Fauci disputes VP Harris: 'We definitely saw variants coming' on COVID-19
"I think most scientists did not – upon whose advice and direction we have relied – didn't see Delta coming. We didn't see Omicron coming," Harris claimed.
The nation's infectious disease chief is taking issue with comments that Vice President Kamala Harris made suggesting that the Biden administration did not expect the most recent rounds of coronavirus variants. Government officials "definitely saw variants coming," Dr. Anthony Fauci declared.
The dispute began after Harris gave an interview published Friday in the Los Angeles Times.
"We didn't see Delta coming. I think most scientists did not – upon whose advice and direction we have relied – didn't see Delta coming. We didn't see Omicron coming. And that's the nature of what this, this awful virus has been, which as it turns out, has mutations and variants," Harris told the newspaper.
Over the weekend, CNN's Jake Tapper pressed NIAID director Fauci on whether the administration "generally" understood COVID-19 strains would develop.
"We definitely saw variants coming.

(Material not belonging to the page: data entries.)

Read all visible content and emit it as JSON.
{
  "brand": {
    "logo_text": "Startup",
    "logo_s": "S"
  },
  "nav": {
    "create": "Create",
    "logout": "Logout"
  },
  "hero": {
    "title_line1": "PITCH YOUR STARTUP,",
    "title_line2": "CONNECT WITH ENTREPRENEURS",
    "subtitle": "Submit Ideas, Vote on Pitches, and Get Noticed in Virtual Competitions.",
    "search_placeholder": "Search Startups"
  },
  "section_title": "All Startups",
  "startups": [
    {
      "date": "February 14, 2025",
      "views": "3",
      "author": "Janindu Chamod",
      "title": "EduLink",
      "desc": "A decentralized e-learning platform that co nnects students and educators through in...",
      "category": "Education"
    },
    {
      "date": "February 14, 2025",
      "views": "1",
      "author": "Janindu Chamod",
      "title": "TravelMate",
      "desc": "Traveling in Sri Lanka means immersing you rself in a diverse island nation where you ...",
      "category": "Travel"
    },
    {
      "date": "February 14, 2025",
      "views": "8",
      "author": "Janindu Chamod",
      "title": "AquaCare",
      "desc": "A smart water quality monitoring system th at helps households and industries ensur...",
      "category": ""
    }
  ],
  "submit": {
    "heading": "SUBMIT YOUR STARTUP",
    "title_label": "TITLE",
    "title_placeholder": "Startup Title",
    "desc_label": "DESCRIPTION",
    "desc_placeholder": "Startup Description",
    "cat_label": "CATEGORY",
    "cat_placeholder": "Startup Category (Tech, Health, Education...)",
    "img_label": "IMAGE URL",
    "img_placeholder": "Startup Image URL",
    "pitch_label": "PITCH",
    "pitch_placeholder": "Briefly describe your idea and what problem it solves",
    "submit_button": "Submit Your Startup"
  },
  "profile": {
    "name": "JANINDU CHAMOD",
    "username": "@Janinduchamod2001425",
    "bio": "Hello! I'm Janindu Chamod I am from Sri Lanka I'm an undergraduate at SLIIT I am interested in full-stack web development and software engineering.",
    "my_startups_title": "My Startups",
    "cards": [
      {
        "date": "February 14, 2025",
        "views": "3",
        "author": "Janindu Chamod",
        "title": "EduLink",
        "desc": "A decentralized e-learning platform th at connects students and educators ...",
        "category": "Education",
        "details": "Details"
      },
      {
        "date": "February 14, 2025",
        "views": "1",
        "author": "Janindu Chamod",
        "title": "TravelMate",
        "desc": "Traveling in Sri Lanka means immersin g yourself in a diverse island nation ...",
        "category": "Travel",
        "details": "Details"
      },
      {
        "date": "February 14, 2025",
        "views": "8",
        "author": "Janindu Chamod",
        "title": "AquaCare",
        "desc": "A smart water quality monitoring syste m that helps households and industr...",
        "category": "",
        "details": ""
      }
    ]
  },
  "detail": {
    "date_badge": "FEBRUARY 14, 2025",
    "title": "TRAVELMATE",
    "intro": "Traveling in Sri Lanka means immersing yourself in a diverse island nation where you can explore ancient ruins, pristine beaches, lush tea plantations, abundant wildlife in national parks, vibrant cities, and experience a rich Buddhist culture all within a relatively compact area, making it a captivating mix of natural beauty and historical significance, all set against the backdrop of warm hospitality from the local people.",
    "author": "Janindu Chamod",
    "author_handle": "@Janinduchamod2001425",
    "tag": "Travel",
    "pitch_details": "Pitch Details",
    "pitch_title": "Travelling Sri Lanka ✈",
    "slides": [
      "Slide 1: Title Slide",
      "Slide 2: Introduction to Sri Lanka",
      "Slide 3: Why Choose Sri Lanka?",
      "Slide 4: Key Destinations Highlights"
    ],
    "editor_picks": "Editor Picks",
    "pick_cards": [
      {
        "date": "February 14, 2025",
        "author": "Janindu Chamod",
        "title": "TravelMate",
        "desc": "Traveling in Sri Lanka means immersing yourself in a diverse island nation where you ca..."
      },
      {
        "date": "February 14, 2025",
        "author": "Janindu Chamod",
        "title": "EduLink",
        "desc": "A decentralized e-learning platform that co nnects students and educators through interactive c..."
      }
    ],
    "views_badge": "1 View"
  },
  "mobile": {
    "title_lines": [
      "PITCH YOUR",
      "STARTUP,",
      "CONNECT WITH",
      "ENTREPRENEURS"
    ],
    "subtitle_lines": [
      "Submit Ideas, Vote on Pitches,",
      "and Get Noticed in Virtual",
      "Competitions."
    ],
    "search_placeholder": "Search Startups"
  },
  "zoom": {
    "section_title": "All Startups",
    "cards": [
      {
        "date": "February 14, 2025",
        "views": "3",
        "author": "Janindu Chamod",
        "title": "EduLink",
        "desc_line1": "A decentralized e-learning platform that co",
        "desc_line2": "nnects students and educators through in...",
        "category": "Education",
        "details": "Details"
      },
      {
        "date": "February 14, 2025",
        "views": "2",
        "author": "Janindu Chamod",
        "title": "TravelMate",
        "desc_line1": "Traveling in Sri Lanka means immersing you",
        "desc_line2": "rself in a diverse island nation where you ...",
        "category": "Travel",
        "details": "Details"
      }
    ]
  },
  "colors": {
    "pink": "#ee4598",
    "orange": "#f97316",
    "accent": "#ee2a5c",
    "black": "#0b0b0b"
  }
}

I think we referred to what was not anticipated was the extent of the mutations and the amino acid substitutions in Omicron, which is really unprecedented," said Fauci, adding that the specifics of the mutations were not anticipated.
"When you have so much replication going on in the community, if you give a virus enough opportunity to replicate, you know it's going to ultimately mutate. And sometimes those mutations wind up being a new variant. That's exactly what happened with Delta and certainly that's what happened with Omicron," he continued.
Over the weekend, outgoing NIH director Dr. Francis Collins told NPR that due to the Omicron variant, the U.S. could soon reach a case rate of 1 million infections per day.
"I know people are tired of this.I'm tired of it too," he said, "But the virus is not tired of us. It's having a great old time changing its shape every couple of months, coming up with new variants and figuring out ways to be even more contagious."